Tassonomie a parte, oggi come ieri i reclusi di corso Brunelleschi son trattati come bestie, e quelle stesse ditte che forniscono i pasti alle scuole di mezza città si adeguano volentieri facendoli mangiare come bestie: tanto che mercoledì i prigionieri dell’area rossa si son ritrovati dei vermi dentro ai piatti, insieme alla carne e alle verdure. Ovviamente hanno protestato compatti e inscenato un breve sciopero della fame fino a ricevere qualche rassicurazione da parte dei responsabili di Acuarinto Cambiamo il fornitore dei pasti» – pare abbiano detto). Rassicurazioni già smentite con la cena di domenica, quando nell’area verde e nella bianca tutti i reclusi si son trovati di fronte una insalata di pomodori un po’ troppo stagionata.

Niente di nuovo sotto al sole, in un Cie che piano piano sembra tornare a funzionare a pieno regime, con i nuovi arrivi giornalieri che vanno a rimpiazzare i posti lasciati vuoti di quanti vengono rimpatriati e le resistenze disperate di chi ogni giorno cerca di non farsi portare via: solo la settimana passata un prigioniero, portato a Malpensa per essere espulso, una volta caricato sull’aereo che doveva portarlo in Tunisia si è ferito talmente tanto da convincere il pilota a partire senza di lui. Trasportato in infermeria e ricucito alla meglio, è stato legato e fatto salire a forza sull’aereo successivo.

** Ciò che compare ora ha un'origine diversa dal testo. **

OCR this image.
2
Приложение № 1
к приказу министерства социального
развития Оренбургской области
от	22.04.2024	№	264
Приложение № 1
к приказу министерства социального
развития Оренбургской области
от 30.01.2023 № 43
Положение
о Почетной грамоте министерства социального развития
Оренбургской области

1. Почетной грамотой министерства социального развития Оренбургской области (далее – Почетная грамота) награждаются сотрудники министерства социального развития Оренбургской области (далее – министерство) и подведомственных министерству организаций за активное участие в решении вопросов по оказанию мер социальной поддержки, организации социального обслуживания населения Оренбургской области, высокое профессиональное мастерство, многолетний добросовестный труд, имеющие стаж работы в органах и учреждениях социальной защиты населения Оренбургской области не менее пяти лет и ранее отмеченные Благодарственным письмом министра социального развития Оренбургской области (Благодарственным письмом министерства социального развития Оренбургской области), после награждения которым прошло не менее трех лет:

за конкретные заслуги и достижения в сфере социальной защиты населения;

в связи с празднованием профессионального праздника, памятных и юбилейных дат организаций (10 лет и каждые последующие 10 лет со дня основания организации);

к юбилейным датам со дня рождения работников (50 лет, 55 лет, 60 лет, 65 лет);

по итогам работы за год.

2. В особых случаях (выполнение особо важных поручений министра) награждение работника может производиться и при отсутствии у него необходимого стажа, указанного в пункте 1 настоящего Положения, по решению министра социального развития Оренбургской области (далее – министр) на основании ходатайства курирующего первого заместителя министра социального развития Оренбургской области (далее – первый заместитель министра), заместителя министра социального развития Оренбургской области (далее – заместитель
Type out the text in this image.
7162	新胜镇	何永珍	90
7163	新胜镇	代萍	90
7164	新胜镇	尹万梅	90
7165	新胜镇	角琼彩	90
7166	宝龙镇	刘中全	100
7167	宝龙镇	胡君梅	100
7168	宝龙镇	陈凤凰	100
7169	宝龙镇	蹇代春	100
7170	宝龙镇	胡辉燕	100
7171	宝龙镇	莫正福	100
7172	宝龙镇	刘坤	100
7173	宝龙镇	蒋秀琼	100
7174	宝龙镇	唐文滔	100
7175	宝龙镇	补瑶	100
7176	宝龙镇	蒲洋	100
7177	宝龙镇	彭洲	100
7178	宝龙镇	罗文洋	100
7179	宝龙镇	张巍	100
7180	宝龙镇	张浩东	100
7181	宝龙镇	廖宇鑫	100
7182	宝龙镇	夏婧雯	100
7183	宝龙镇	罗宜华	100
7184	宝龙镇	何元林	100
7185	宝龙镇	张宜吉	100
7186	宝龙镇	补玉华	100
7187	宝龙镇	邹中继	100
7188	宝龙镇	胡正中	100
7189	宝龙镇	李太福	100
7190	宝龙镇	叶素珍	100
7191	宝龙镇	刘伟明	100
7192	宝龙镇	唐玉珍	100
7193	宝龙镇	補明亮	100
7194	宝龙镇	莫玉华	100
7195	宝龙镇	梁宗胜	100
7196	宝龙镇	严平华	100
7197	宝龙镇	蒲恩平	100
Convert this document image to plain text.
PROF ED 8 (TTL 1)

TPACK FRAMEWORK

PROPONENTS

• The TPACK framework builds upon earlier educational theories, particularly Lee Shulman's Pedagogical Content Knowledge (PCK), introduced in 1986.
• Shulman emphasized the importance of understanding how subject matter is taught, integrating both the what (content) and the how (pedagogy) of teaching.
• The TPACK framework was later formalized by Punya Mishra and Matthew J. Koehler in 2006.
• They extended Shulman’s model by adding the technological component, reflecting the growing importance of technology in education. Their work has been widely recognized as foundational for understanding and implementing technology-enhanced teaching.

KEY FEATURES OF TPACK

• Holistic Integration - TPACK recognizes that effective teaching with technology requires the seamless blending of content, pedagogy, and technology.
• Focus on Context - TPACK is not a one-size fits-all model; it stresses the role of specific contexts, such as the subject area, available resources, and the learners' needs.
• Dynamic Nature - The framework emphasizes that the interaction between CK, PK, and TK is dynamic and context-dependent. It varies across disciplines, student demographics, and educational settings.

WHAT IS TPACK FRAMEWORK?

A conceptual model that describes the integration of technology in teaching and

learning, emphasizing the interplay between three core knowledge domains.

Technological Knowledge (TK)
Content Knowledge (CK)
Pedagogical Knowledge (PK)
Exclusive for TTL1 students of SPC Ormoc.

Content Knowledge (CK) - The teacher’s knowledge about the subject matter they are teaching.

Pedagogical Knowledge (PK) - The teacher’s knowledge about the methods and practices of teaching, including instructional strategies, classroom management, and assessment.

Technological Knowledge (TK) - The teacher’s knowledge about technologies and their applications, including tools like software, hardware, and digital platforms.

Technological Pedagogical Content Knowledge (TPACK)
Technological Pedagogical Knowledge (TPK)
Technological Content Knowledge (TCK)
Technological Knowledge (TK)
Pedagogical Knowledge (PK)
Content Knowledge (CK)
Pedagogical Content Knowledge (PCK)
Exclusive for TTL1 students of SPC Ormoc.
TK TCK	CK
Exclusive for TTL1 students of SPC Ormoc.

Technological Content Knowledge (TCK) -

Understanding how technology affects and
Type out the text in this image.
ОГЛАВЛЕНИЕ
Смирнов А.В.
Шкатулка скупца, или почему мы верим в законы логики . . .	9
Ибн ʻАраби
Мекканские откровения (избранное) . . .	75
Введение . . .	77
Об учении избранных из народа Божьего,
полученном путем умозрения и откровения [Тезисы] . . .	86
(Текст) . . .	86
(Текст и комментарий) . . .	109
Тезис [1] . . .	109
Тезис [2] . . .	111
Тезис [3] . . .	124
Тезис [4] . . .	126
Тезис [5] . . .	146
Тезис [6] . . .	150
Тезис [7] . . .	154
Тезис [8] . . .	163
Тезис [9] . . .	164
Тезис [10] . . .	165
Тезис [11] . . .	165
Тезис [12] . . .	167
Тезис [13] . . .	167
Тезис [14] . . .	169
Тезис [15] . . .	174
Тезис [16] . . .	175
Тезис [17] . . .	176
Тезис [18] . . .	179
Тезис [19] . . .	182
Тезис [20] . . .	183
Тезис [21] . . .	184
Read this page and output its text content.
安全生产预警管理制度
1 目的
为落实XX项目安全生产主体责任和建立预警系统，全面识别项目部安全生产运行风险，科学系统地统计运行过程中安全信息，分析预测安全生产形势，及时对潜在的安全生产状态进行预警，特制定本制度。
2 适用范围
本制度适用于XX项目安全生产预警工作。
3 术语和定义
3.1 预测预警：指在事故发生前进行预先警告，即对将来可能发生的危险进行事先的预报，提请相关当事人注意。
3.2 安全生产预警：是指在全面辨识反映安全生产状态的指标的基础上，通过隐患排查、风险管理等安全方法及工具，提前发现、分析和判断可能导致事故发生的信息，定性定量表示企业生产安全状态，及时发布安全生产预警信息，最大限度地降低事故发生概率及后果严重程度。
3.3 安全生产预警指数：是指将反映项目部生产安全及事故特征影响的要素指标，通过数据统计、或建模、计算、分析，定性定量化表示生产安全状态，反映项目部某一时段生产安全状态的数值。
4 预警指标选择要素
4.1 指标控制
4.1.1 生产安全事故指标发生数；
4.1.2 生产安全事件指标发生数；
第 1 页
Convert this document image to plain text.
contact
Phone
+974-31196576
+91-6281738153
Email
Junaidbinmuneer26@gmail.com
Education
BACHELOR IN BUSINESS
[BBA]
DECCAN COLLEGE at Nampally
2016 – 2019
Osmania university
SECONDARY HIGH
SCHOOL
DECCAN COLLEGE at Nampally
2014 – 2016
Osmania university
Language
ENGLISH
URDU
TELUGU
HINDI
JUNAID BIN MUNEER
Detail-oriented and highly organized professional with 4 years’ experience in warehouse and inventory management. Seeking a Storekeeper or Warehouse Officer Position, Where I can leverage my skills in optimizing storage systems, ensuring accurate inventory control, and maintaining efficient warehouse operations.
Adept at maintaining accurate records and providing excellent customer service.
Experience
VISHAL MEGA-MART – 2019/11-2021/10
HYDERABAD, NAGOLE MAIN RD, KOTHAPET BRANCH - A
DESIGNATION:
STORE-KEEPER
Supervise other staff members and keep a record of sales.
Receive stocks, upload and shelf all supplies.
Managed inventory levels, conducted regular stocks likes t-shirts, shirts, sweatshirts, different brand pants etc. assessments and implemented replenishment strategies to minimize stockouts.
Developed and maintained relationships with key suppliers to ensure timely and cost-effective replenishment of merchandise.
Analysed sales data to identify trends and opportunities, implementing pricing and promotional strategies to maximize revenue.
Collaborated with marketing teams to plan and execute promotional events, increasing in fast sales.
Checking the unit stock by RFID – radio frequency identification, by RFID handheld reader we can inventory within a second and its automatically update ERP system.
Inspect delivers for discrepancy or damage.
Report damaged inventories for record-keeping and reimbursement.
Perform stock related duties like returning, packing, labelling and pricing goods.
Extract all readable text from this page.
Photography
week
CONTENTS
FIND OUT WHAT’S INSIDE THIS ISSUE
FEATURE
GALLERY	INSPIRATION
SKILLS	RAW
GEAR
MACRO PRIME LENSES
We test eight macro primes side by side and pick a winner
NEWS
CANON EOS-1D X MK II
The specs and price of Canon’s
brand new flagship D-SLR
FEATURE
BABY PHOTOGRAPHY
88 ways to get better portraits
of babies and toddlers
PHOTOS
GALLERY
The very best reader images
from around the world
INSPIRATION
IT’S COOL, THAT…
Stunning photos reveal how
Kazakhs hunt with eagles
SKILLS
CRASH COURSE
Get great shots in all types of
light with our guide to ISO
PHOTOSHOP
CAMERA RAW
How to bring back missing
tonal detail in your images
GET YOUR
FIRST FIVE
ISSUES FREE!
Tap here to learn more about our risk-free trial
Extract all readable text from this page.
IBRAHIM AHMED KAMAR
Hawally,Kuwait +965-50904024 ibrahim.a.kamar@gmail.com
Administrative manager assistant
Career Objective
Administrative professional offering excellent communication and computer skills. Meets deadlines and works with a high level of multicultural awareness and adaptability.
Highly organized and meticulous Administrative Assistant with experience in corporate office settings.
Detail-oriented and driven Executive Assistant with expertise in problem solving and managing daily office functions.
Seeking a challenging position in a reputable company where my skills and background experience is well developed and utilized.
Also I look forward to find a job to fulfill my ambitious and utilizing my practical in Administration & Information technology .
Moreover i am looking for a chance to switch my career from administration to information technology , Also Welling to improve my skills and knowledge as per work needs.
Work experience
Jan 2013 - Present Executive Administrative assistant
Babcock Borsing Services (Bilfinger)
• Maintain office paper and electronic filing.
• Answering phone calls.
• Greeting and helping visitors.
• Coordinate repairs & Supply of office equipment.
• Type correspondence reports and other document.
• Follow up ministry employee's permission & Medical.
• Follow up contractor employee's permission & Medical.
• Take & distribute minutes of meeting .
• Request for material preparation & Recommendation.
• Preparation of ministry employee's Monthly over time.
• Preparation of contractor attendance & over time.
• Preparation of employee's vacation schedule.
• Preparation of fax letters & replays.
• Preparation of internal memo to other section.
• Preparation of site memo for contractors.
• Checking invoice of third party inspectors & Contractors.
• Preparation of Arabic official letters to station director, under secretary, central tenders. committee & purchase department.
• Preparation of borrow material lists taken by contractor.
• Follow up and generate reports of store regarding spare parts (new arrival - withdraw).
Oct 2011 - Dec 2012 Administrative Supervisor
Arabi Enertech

Per ritornare a questioni di tassonomia, vi segnaliamo come proprio nei giorni in cui, nel silenzio generale, i vermi prendevano il posto degli scarafaggi nei menù di corso Brunelleschi, in centro città e tra i flash dei giornali in tantissimi sfilavano scalzi per «chiedere con forza», tra le altre cose, «la chiusura e smantellamento di tutti i luoghi di concentrazione e detenzione dei migranti». Causa encomiabile, che come sapete peroriamo da qualche anno con la poca forza che abbiamo. Peccato che tra i promotori della iniziativa e tra i manifestanti ci fossero – con adesione annunciata e formalizzata, non perché non avessero nulla da fare l’altro pomeriggio – Ilda Curti e l’intero gruppo Pd al Comune di Torino, i Giovani Democratici, Marco Grimaldi, la Cooperativa Crescere Insieme del consorzio Kairòs di Mauro Maurino… vale a dire gli uomini dei partiti che diciassette anni fa i «luoghi di concentrazione e detenzione dei migranti» in Italia li hanno progettati e nei diciassette anni successivi costruiti, raddoppiati, e in questi ultimi mesi ristrutturati; gli uomini e i gruppi economici che su quei luoghi hanno provato a costruire piccoli, quanto caduchi, imperi economici. Bene o male, un posticino nel phylum e nell’ordine del vasto regno animale più adeguato per loro lo abbiamo trovato facilmente. Ma non ci capacitiamo invece di come, tra le centinaia di manifestanti sicuramente in buona fede e bene informati che hanno scelto di sfilar loro accanto, non se ne sia trovato uno che sia andato a pestare i loro piedini scalzi. Misteri impenetrabili della logica e delle scienze naturali.